Chroniques d’une cour de récré

Chroniques d’une cour de récré est un joli film, tout en tendresse pour ses personnages. Pierrefitte-sur-Seine, 1980 : un père attachant qui s’exprime avec parcimonie, des enfants s’abreuvant de télé, un collègue bricoleur du côté des bagnoles, une petite entreprise créant des liens et des habitudes. Le décor est planté dans ce contexte où la classe ouvrière était encore bien présente. Songeait-on déjà à cette « putain d’usine » ou à « tuer son patron » pour paraphraser Jean-Pierre Levaray ? Sans doute pas encore… malgré le début des délocalisations. Deux univers se croisent, celui des adultes et celui de jeunes adolescents, mais ce sont sur ces derniers que le réalisateur axe son récit à travers la perspective du jeune Brahim.

Brahim a 10 ans et ouvre les yeux sur un monde qu’il perçoit comme une fiction – mélange de quotidien, d’images héroïsées et fantasmées –, mais néanmoins ancrée dans la réalité, sa réalité. S’il a encore la candeur d’un enfant, son regard paraît déjà avoir acquis une certaine maturité.

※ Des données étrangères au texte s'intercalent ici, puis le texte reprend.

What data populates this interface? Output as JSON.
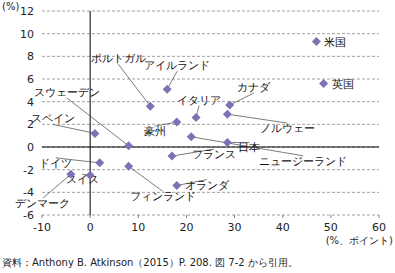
{
  "chart_data": {
    "type": "scatter",
    "y_label": "(%)",
    "x_label": "(%、ポイント)",
    "source": "資料：Anthony B. Atkinson（2015）P. 208. 図 7-2 から引用。",
    "categories": [
      "米国",
      "英国",
      "アイルランド",
      "ポルトガル",
      "カナダ",
      "イタリア",
      "ノルウェー",
      "豪州",
      "日本",
      "ニュージーランド",
      "スウェーデン",
      "スペイン",
      "フランス",
      "ドイツ",
      "スイス",
      "デンマーク",
      "フィンランド",
      "オランダ"
    ],
    "x": [
      47,
      48.5,
      16,
      12.5,
      29,
      22,
      28.5,
      18,
      28.5,
      21,
      8,
      1,
      17,
      2,
      0,
      -4,
      8,
      18
    ],
    "values": [
      9.3,
      5.6,
      5.1,
      3.6,
      3.7,
      2.6,
      2.9,
      2.2,
      0.4,
      0.9,
      0.1,
      1.2,
      -0.8,
      -1.4,
      -2.5,
      -2.4,
      -1.7,
      -3.4
    ],
    "color": "#8071b4",
    "marker": "diamond",
    "xlim": [
      -10,
      60
    ],
    "ylim": [
      -6,
      12
    ],
    "xticks": [
      -10,
      0,
      10,
      20,
      30,
      40,
      50,
      60
    ],
    "yticks": [
      -6,
      -4,
      -2,
      0,
      2,
      4,
      6,
      8,
      10,
      12
    ],
    "grid": true
  }
}
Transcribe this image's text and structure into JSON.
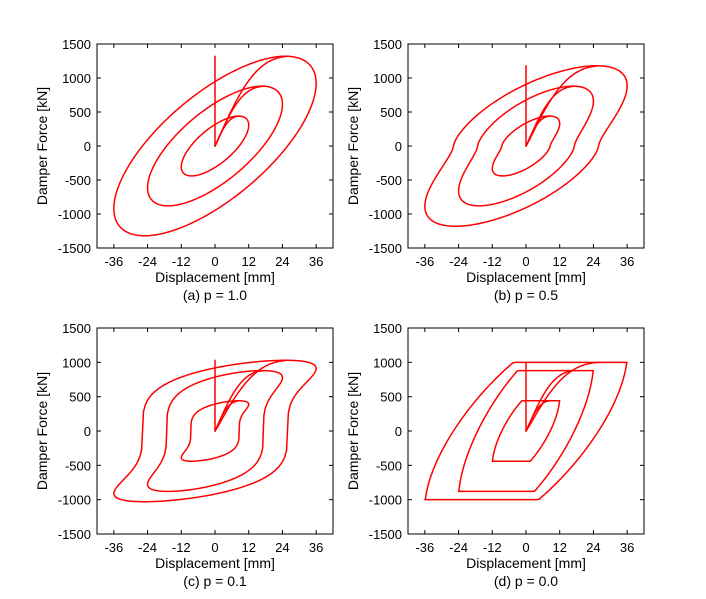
{
  "figure": {
    "curve_color": "#ff0000",
    "line_style": "solid"
  },
  "chart_data": [
    {
      "type": "line",
      "caption": "(a)  p = 1.0",
      "xlabel": "Displacement [mm]",
      "ylabel": "Damper Force [kN]",
      "xlim": [
        -42,
        42
      ],
      "ylim": [
        -1500,
        1500
      ],
      "xticks": [
        -36,
        -24,
        -12,
        0,
        12,
        24,
        36
      ],
      "yticks": [
        -1500,
        -1000,
        -500,
        0,
        500,
        1000,
        1500
      ],
      "grid": false,
      "legend": "none",
      "loops": [
        {
          "amplitude": 12,
          "force": 440
        },
        {
          "amplitude": 24,
          "force": 880
        },
        {
          "amplitude": 36,
          "force": 1320
        }
      ],
      "series": [
        {
          "values": [
            {
              "x": 0,
              "y": 0
            },
            {
              "x": 12,
              "y": 0
            },
            {
              "x": 0,
              "y": -440
            },
            {
              "x": -12,
              "y": 0
            },
            {
              "x": 0,
              "y": 440
            }
          ]
        },
        {
          "values": [
            {
              "x": 24,
              "y": 0
            },
            {
              "x": 0,
              "y": -880
            },
            {
              "x": -24,
              "y": 0
            },
            {
              "x": 0,
              "y": 880
            }
          ]
        },
        {
          "values": [
            {
              "x": 36,
              "y": 0
            },
            {
              "x": 0,
              "y": -1320
            },
            {
              "x": -36,
              "y": 0
            },
            {
              "x": 0,
              "y": 1320
            }
          ]
        }
      ]
    },
    {
      "type": "line",
      "caption": "(b)  p = 0.5",
      "xlabel": "Displacement [mm]",
      "ylabel": "Damper Force [kN]",
      "xlim": [
        -42,
        42
      ],
      "ylim": [
        -1500,
        1500
      ],
      "xticks": [
        -36,
        -24,
        -12,
        0,
        12,
        24,
        36
      ],
      "yticks": [
        -1500,
        -1000,
        -500,
        0,
        500,
        1000,
        1500
      ],
      "grid": false,
      "legend": "none",
      "loops": [
        {
          "amplitude": 12,
          "force": 440
        },
        {
          "amplitude": 24,
          "force": 880
        },
        {
          "amplitude": 36,
          "force": 1180
        }
      ],
      "series": [
        {
          "values": [
            {
              "x": 0,
              "y": 0
            },
            {
              "x": 12,
              "y": 0
            },
            {
              "x": 0,
              "y": -440
            },
            {
              "x": -12,
              "y": 0
            },
            {
              "x": 0,
              "y": 440
            }
          ]
        },
        {
          "values": [
            {
              "x": 24,
              "y": 0
            },
            {
              "x": 0,
              "y": -880
            },
            {
              "x": -24,
              "y": 0
            },
            {
              "x": 0,
              "y": 880
            }
          ]
        },
        {
          "values": [
            {
              "x": 36,
              "y": 0
            },
            {
              "x": 0,
              "y": -1180
            },
            {
              "x": -36,
              "y": 0
            },
            {
              "x": 0,
              "y": 1180
            }
          ]
        }
      ]
    },
    {
      "type": "line",
      "caption": "(c)  p = 0.1",
      "xlabel": "Displacement [mm]",
      "ylabel": "Damper Force [kN]",
      "xlim": [
        -42,
        42
      ],
      "ylim": [
        -1500,
        1500
      ],
      "xticks": [
        -36,
        -24,
        -12,
        0,
        12,
        24,
        36
      ],
      "yticks": [
        -1500,
        -1000,
        -500,
        0,
        500,
        1000,
        1500
      ],
      "grid": false,
      "legend": "none",
      "loops": [
        {
          "amplitude": 12,
          "force": 440
        },
        {
          "amplitude": 24,
          "force": 880
        },
        {
          "amplitude": 36,
          "force": 1030
        }
      ],
      "series": [
        {
          "values": [
            {
              "x": 0,
              "y": 0
            },
            {
              "x": 12,
              "y": 0
            },
            {
              "x": 0,
              "y": -440
            },
            {
              "x": -12,
              "y": 0
            },
            {
              "x": 0,
              "y": 440
            }
          ]
        },
        {
          "values": [
            {
              "x": 24,
              "y": 0
            },
            {
              "x": 0,
              "y": -880
            },
            {
              "x": -24,
              "y": 0
            },
            {
              "x": 0,
              "y": 880
            }
          ]
        },
        {
          "values": [
            {
              "x": 36,
              "y": 0
            },
            {
              "x": 0,
              "y": -1030
            },
            {
              "x": -36,
              "y": 0
            },
            {
              "x": 0,
              "y": 1030
            }
          ]
        }
      ]
    },
    {
      "type": "line",
      "caption": "(d)  p = 0.0",
      "xlabel": "Displacement [mm]",
      "ylabel": "Damper Force [kN]",
      "xlim": [
        -42,
        42
      ],
      "ylim": [
        -1500,
        1500
      ],
      "xticks": [
        -36,
        -24,
        -12,
        0,
        12,
        24,
        36
      ],
      "yticks": [
        -1500,
        -1000,
        -500,
        0,
        500,
        1000,
        1500
      ],
      "grid": false,
      "legend": "none",
      "loops": [
        {
          "amplitude": 12,
          "force": 440
        },
        {
          "amplitude": 24,
          "force": 880
        },
        {
          "amplitude": 36,
          "force": 1000
        }
      ],
      "series": [
        {
          "values": [
            {
              "x": 0,
              "y": 0
            },
            {
              "x": 12,
              "y": 0
            },
            {
              "x": 0,
              "y": -440
            },
            {
              "x": -12,
              "y": 0
            },
            {
              "x": 0,
              "y": 440
            }
          ]
        },
        {
          "values": [
            {
              "x": 24,
              "y": 0
            },
            {
              "x": 0,
              "y": -880
            },
            {
              "x": -24,
              "y": 0
            },
            {
              "x": 0,
              "y": 880
            }
          ]
        },
        {
          "values": [
            {
              "x": 36,
              "y": 0
            },
            {
              "x": 0,
              "y": -1000
            },
            {
              "x": -36,
              "y": 0
            },
            {
              "x": 0,
              "y": 1000
            }
          ]
        }
      ]
    }
  ]
}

Dans Chroniques d’une cour de récré, il y a évidemment l’école, les copains, la télé, la famille, l’usine de construction de grues dont son père est le gardien, et en toile de fond les anecdotes du quotidien, mais aussi l’actualité et la politique avec la dictature chilienne et les rapports de classes – les ouvriers, le patron et le directeur du personnel… Il y a aussi la photographie qui va passionner Brahim comme une porte qui s’ouvre sur le rêve et la perception d’un monde subjectif. Visionner un décor, un personnage à travers l’objectif, « prendre » une photo, même sans pellicule parce qu’on n’a pas de quoi se la payer, c’est déjà poser un tout autre regard autour de soi.

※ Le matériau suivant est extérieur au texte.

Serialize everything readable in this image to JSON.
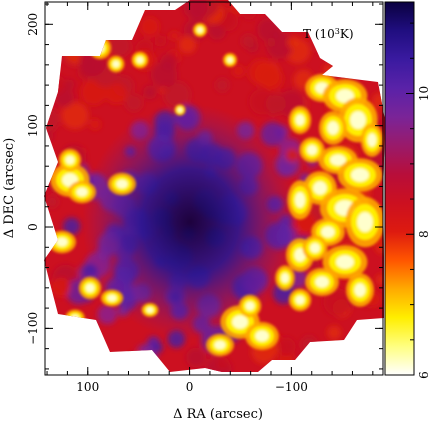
{
  "chart_data": {
    "type": "heatmap",
    "title": "",
    "annotation": "T (10<tspan baseline-shift='super' font-size='8'>3</tspan>K)",
    "annotation_text": "T (10^3K)",
    "xlabel": "Δ RA (arcsec)",
    "ylabel": "Δ DEC (arcsec)",
    "xlim": [
      142,
      -190
    ],
    "ylim": [
      -146,
      222
    ],
    "x_ticks": [
      100,
      0,
      -100
    ],
    "x_tick_labels": [
      "100",
      "0",
      "−100"
    ],
    "y_ticks": [
      -100,
      0,
      100,
      200
    ],
    "y_tick_labels": [
      "−100",
      "0",
      "100",
      "200"
    ],
    "colorbar": {
      "label": "",
      "range": [
        6,
        11.3
      ],
      "ticks": [
        6,
        8,
        10
      ],
      "tick_labels": [
        "6",
        "8",
        "10"
      ],
      "colors": [
        "#ffffff",
        "#ffff80",
        "#ffee00",
        "#ffaa00",
        "#ff5500",
        "#dd1a10",
        "#cc1020",
        "#b80e3a",
        "#9a1a6a",
        "#7a2498",
        "#5a22a8",
        "#3a1aa0",
        "#200e80",
        "#0a0040"
      ]
    },
    "map_description": {
      "outline": "snowflake mosaic of hexagonal tiles",
      "hot_regions": [
        "west (negative RA) edge",
        "south-west edge",
        "east edges"
      ],
      "cool_core": {
        "ra": 0,
        "dec": 0,
        "T_min": 11.3
      }
    }
  }
}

Mais au milieu de ses découvertes, de ses partages, et ses désirs, la grève surgit et va provoquer un bouleversement inattendu dans le petit monde jusqu’alors bien agencé de Brahim. La grève, c’est la fête et la solidarité, en même temps que s’opère une prise de conscience et un clivage définitif entre les ouvriers et l’autorité – personnifiés par le patron et son sbire antipathique. La grève ouvre les perspectives d’une autre aventure, d’un changement de vie et de décor… Avec comme élément symbolique, l’effondrement comme un château de cartes de la grue qui semblait immuable.

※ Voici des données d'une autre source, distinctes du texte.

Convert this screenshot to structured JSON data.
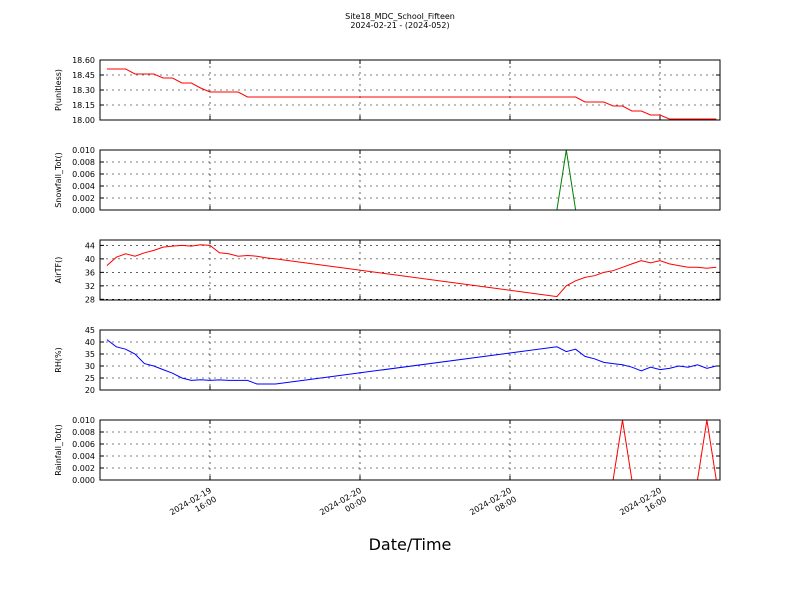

Dé-lo-ca-li-sa-tion. Après un baroud d’honneur des grévistes pour se redonner une dignité, s’annoncent la crise et le no futur des années 1980… Salvador, l’ami, le complice repart au Chili, Brahim déménage… Pierrefitte, c’est fini ! La récré aussi !

Chroniques d’une cour de récré de Brahim Fritah (France/Maroc, 2012, 1 h 25). Avec Yanis Bahloul, Rocco Campochiaro, Mostefa Djadjam, Dalila Ibnou Ennadre, Billel Baoukel… Sortie le 5 juin.